Now at home in Nashville, Derek started recording what would be Goodbye Rock N Roll in the winter of 2008 with producer Dexter Green. It was time to capture his sound and that's exactly what he did. The result is a "throw-back " record with a modern flair. No Nudie Suits required here. Sit back, sip a drink, and the sounds take the listener to a river honky tonk somewhere in the American south.

"The Finer Things" is a standout dance number where the singer explains he "just wants the finer things in life", such as "a 3-legged dog, a beat up truck ... a 2-dollar suit, a longneck bottle ... a mean ol' woman I can call my wife"..... naturally Derek. We feel you. "Where'd You Sleep Last Night" is another polished mover. A song that gets you singing along like you've heard it a thousand times. The best part is, you HAVEN'T. This is where Hoke excels over and over again, with great melodies and rhythms so familiar you assume they might be covers.

Well, guess what, they're not, they just feel classic. "Patsy Cline's 'Walking After Midnight' was a constant inspiration," says Hoke about the album's inspiration. "I want to write songs like THAT." Not good times all the time, "End of The River" finds Derek recalling his hometown, and trying to find himself amongst his early memories.

Any which way you cut it up, Derek Hoke might have travelled a long road, but he is just getting started.
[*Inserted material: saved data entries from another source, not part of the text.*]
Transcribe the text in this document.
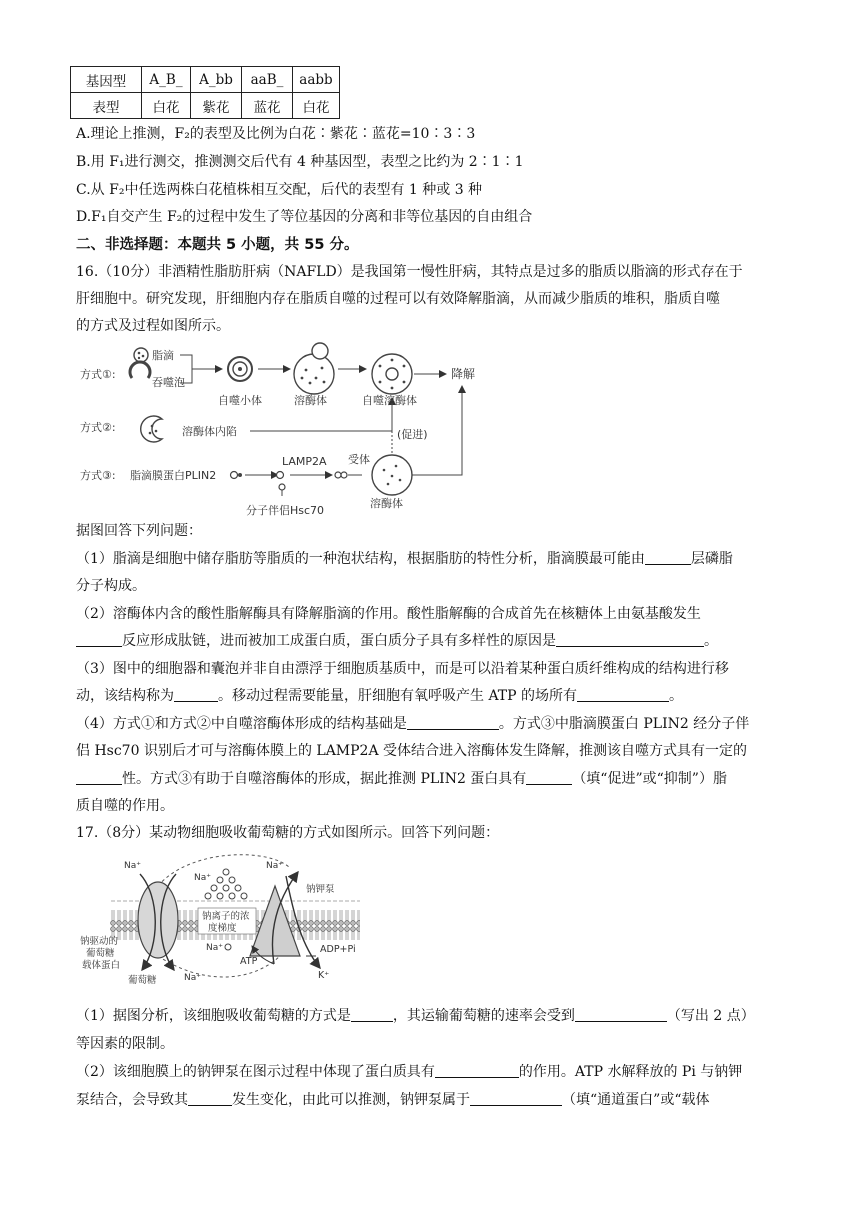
基因型	A_B_	A_bb	aaB_	aabb
表型	白花	紫花	蓝花	白花
A.理论上推测，F₂的表型及比例为白花∶紫花∶蓝花=10∶3∶3
B.用 F₁进行测交，推测测交后代有 4 种基因型，表型之比约为 2∶1∶1
C.从 F₂中任选两株白花植株相互交配，后代的表型有 1 种或 3 种
D.F₁自交产生 F₂的过程中发生了等位基因的分离和非等位基因的自由组合
二、非选择题：本题共 5 小题，共 55 分。
16.（10分）非酒精性脂肪肝病（NAFLD）是我国第一慢性肝病，其特点是过多的脂质以脂滴的形式存在于
肝细胞中。研究发现，肝细胞内存在脂质自噬的过程可以有效降解脂滴，从而减少脂质的堆积，脂质自噬
的方式及过程如图所示。
方式①:
方式②:
方式③:
脂滴
吞噬泡
自噬小体	溶酶体	自噬溶酶体
降解
溶酶体内陷	(促进)
脂滴膜蛋白PLIN2
LAMP2A 受体
溶酶体
分子伴侣Hsc70
据图回答下列问题：
（1）脂滴是细胞中储存脂肪等脂质的一种泡状结构，根据脂肪的特性分析，脂滴膜最可能由	层磷脂
分子构成。
（2）溶酶体内含的酸性脂解酶具有降解脂滴的作用。酸性脂解酶的合成首先在核糖体上由氨基酸发生
反应形成肽链，进而被加工成蛋白质，蛋白质分子具有多样性的原因是	。
（3）图中的细胞器和囊泡并非自由漂浮于细胞质基质中，而是可以沿着某种蛋白质纤维构成的结构进行移
动，该结构称为	。移动过程需要能量，肝细胞有氧呼吸产生 ATP 的场所有	。
（4）方式①和方式②中自噬溶酶体形成的结构基础是	。方式③中脂滴膜蛋白 PLIN2 经分子伴
侣 Hsc70 识别后才可与溶酶体膜上的 LAMP2A 受体结合进入溶酶体发生降解，推测该自噬方式具有一定的
性。方式③有助于自噬溶酶体的形成，据此推测 PLIN2 蛋白具有	（填“促进”或“抑制”）脂
质自噬的作用。
17.（8分）某动物细胞吸收葡萄糖的方式如图所示。回答下列问题：
Na⁺	Na⁺
Na⁺
钠钾泵
钠离子的浓
度梯度
Na⁺
钠驱动的
葡萄糖
载体蛋白
葡萄糖	Na⁺
ATP
K⁺
ADP+Pi
（1）据图分析，该细胞吸收葡萄糖的方式是	，其运输葡萄糖的速率会受到	（写出 2 点）
等因素的限制。
（2）该细胞膜上的钠钾泵在图示过程中体现了蛋白质具有	的作用。ATP 水解释放的 Pi 与钠钾
泵结合，会导致其	发生变化，由此可以推测，钠钾泵属于	（填“通道蛋白”或“载体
In the bluegrass world, they introduce every player in the band and their home town. Well, keeping with the simple traditions he seems to admire and capture so well, ladies and gentleman, I give you Derek Hoke. From Nashville Tennessee. Of Music City he says "It took me a long time to get here ... this IS my home."

Come to think of it, after spending an evening with this record, I don't miss little ol' rock n roll at all.

Goodbye Rock N Roll is available from Electric Western Records.